Ferrari said on Thursday that its first-quarter profit jumped 24% to 297 million euros ($328.8 million), on a 10% increase in shipments as huge demand for its latest models drove a surge in profitability.
“Our order book already extends into 2025,” said CEO Benedetto Vigna in a statement.
Ferrari’s revenue and profit both solidly beat Wall Street’s estimates, and the company maintained its upbeat guidance for the full year. Shares closed up just over 5% on Thursday following the report.
Here are the key numbers from Ferrari’s first-quarter earnings report, compared with Wall Street analysts’ consensus expectations as reported by Refinitiv:
- Earnings per share: 1.63 euros, vs. 1.48 euros expected.
- Revenue: 1.43 billion euros, vs. 1.39 billion euros expected.
Revenue increased 20% year over year, to 1.43 billion euros from 1.19 billion euros in the first quarter of 2022.
That was due in large part to a richer mix of models sold and an increase in “personalizations,” the company’s term for its lengthy options lists that can add hundreds of thousands of dollars to a new Ferrari’s price. Ferrari has been encouraging more of its customers to take advantage of the extended options available as part of a broader effort to boost its profit margins.
Those efforts are paying off: Ferrari’s EBIT (earnings before interest and tax) profit margin, a widely-watched figure, increased a full percentage point to 26.9% from 25.9% a year ago.
Ferrari shipped 3,567 vehicles in the quarter, up 10% from a year ago.
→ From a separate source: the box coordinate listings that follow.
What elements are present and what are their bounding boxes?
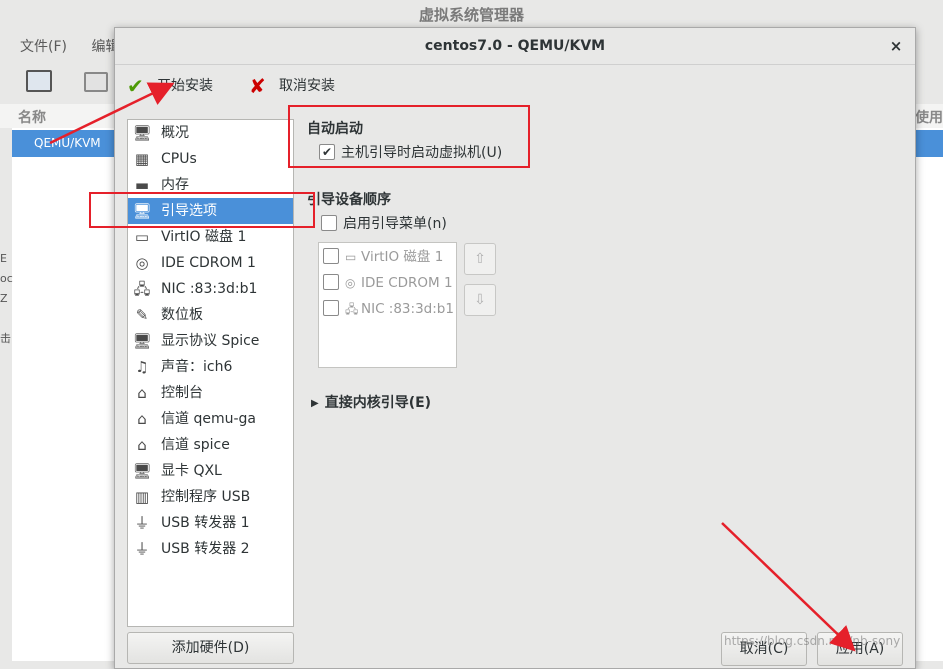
sound-icon: ♫	[135, 358, 149, 376]
network-icon: 🖧	[133, 280, 151, 298]
boot-order-title: 引导设备顺序	[307, 192, 391, 208]
enable-boot-menu-row[interactable]: 启用引导菜单(n)	[321, 213, 447, 235]
background-menubar: 文件(F) 编辑	[0, 36, 119, 58]
expander-arrow-icon: ▶	[311, 397, 319, 409]
left-fragment: oc	[0, 272, 13, 285]
column-usage[interactable]: 使用	[915, 107, 943, 127]
sidebar-item-label: 信道 spice	[161, 437, 230, 453]
boot-device-item[interactable]: 🖧 NIC :83:3d:b1	[323, 297, 454, 321]
channel-icon: ⌂	[137, 436, 147, 454]
close-icon[interactable]: ×	[885, 28, 907, 64]
cdrom-icon: ◎	[135, 254, 149, 272]
sidebar-item-label: 声音：ich6	[161, 359, 233, 375]
enable-boot-menu-checkbox[interactable]	[321, 215, 337, 231]
boot-device-icon: ▭	[345, 250, 357, 264]
add-hardware-button[interactable]: 添加硬件(D)	[127, 632, 294, 664]
background-window-title: 虚拟系统管理器	[0, 0, 943, 30]
enable-boot-menu-label: 启用引导菜单(n)	[343, 216, 447, 232]
sidebar-item[interactable]: ▥ 控制程序 USB	[128, 484, 293, 510]
checkmark-icon: ✔	[127, 74, 144, 98]
boot-device-item[interactable]: ◎ IDE CDROM 1	[323, 271, 453, 295]
sidebar-item-label: IDE CDROM 1	[161, 255, 256, 271]
usb-icon: ⏚	[134, 540, 150, 558]
sidebar-item-label: 信道 qemu-ga	[161, 411, 256, 427]
sidebar-item[interactable]: ⌂ 信道 qemu-ga	[128, 406, 293, 432]
cancel-install-label: 取消安装	[279, 78, 335, 94]
boot-device-label: NIC :83:3d:b1	[361, 301, 454, 317]
begin-install-button[interactable]: ✔ 开始安装	[127, 72, 213, 100]
boot-device-list: ▭ VirtIO 磁盘 1 ◎ IDE CDROM 1 🖧 NIC :83:3d:b1	[318, 242, 457, 368]
sidebar-item-label: 数位板	[161, 307, 203, 323]
cancel-install-button[interactable]: ✘ 取消安装	[249, 72, 335, 100]
sidebar-item-label: 显示协议 Spice	[161, 333, 260, 349]
new-vm-icon[interactable]	[26, 70, 52, 92]
sidebar-item-label: 控制程序 USB	[161, 489, 251, 505]
begin-install-label: 开始安装	[157, 78, 213, 94]
move-up-button[interactable]: ⇧	[464, 243, 496, 275]
sidebar-item[interactable]: 🖥 显示协议 Spice	[128, 328, 293, 354]
cpu-icon: ▦	[134, 150, 150, 168]
sidebar-item[interactable]: 🖧 NIC :83:3d:b1	[128, 276, 293, 302]
boot-device-icon: 🖧	[345, 302, 359, 316]
open-console-icon[interactable]	[84, 72, 108, 92]
left-fragment: Z	[0, 292, 8, 305]
sidebar-item[interactable]: ♫ 声音：ich6	[128, 354, 293, 380]
sidebar-item[interactable]: ⏚ USB 转发器 2	[128, 536, 293, 562]
annotation-box-autostart	[288, 105, 530, 168]
boot-device-checkbox[interactable]	[323, 248, 339, 264]
video-card-icon: 🖥	[132, 462, 152, 480]
boot-device-label: IDE CDROM 1	[361, 275, 453, 291]
boot-device-checkbox[interactable]	[323, 274, 339, 290]
annotation-box-boot-options	[89, 192, 315, 228]
watermark: https://blog.csdn.net/nb-sony	[724, 634, 901, 648]
sidebar-item-label: 显卡 QXL	[161, 463, 222, 479]
menu-file[interactable]: 文件(F)	[20, 36, 67, 56]
sidebar-item[interactable]: ⏚ USB 转发器 1	[128, 510, 293, 536]
sidebar-item-label: 控制台	[161, 385, 203, 401]
sidebar-item[interactable]: 🖥 概况	[128, 120, 293, 146]
boot-device-icon: ◎	[345, 276, 356, 290]
boot-device-item[interactable]: ▭ VirtIO 磁盘 1	[323, 245, 443, 269]
channel-icon: ⌂	[137, 410, 147, 428]
left-fragment: E	[0, 252, 7, 265]
sidebar-item[interactable]: ✎ 数位板	[128, 302, 293, 328]
monitor-icon: 🖥	[132, 124, 152, 142]
boot-device-label: VirtIO 磁盘 1	[361, 249, 444, 265]
sidebar-item[interactable]: ⌂ 信道 spice	[128, 432, 293, 458]
sidebar-item[interactable]: ◎ IDE CDROM 1	[128, 250, 293, 276]
move-down-button[interactable]: ⇩	[464, 284, 496, 316]
sidebar-item-label: USB 转发器 1	[161, 515, 250, 531]
sidebar-item-label: 概况	[161, 125, 189, 141]
sidebar-item-label: CPUs	[161, 151, 197, 167]
display-icon: 🖥	[132, 332, 152, 350]
column-name[interactable]: 名称	[18, 107, 46, 127]
sidebar-item[interactable]: ▦ CPUs	[128, 146, 293, 172]
console-icon: ⌂	[137, 384, 147, 402]
left-fragment: 击	[0, 332, 11, 345]
direct-kernel-boot-label: 直接内核引导(E)	[324, 395, 432, 411]
dialog-title: centos7.0 - QEMU/KVM	[115, 28, 915, 65]
boot-device-checkbox[interactable]	[323, 300, 339, 316]
background-left-strip: E oc Z 击	[0, 128, 13, 661]
sidebar-item-label: NIC :83:3d:b1	[161, 281, 258, 297]
cancel-x-icon: ✘	[249, 74, 266, 98]
connection-label: QEMU/KVM	[34, 136, 101, 150]
tablet-icon: ✎	[135, 306, 149, 324]
sidebar-item[interactable]: 🖥 显卡 QXL	[128, 458, 293, 484]
sidebar-item[interactable]: ⌂ 控制台	[128, 380, 293, 406]
disk-icon: ▭	[134, 228, 150, 246]
sidebar-item-label: USB 转发器 2	[161, 541, 250, 557]
direct-kernel-boot-expander[interactable]: ▶ 直接内核引导(E)	[311, 392, 431, 412]
controller-icon: ▥	[134, 488, 150, 506]
usb-icon: ⏚	[134, 514, 150, 532]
It said the increase in shipments was driven by high demand for its Portofino M convertible, the 296 GTB hybrid sports car, and the 812 Competizione, a limited-run even-faster version of its twelve-cylinder flagship, the 812 Superfast.
Ferrari said that it began ramping up production of its latest seven-figure Icona model, the Daytona SP3, in the first quarter. It plans to make just 599 units of the Daytona SP3, which starts at just over $2.2 million. All 599 units are already sold.
Despite the long waiting list, Vigna said that Ferrari has re-opened order books for its upcoming Purosangue, a V12-powered SUV-like model with a starting price of about $400,000. Ferrari had temporarily stopped taking orders for the Purosangue because of unexpectedly high early demand.
Deliveries of the Purosangue will begin in Europe before the end of the second quarter, and in the United States in the third quarter.
Ferrari revealed one new model during the first quarter, a convertible version of its V8-powered Roma coupe.
Despite the better-than-expected quarter, Ferrari maintained its prior full-year guidance. It still expects revenue of about 5.7 billion euros in 2023, with adjusted earnings per share between 6 euros and 6.20 euros. It also expects a boost in full-year EBIT margin, to about 26%, powered by the Daytona SP3 and the Purosangue.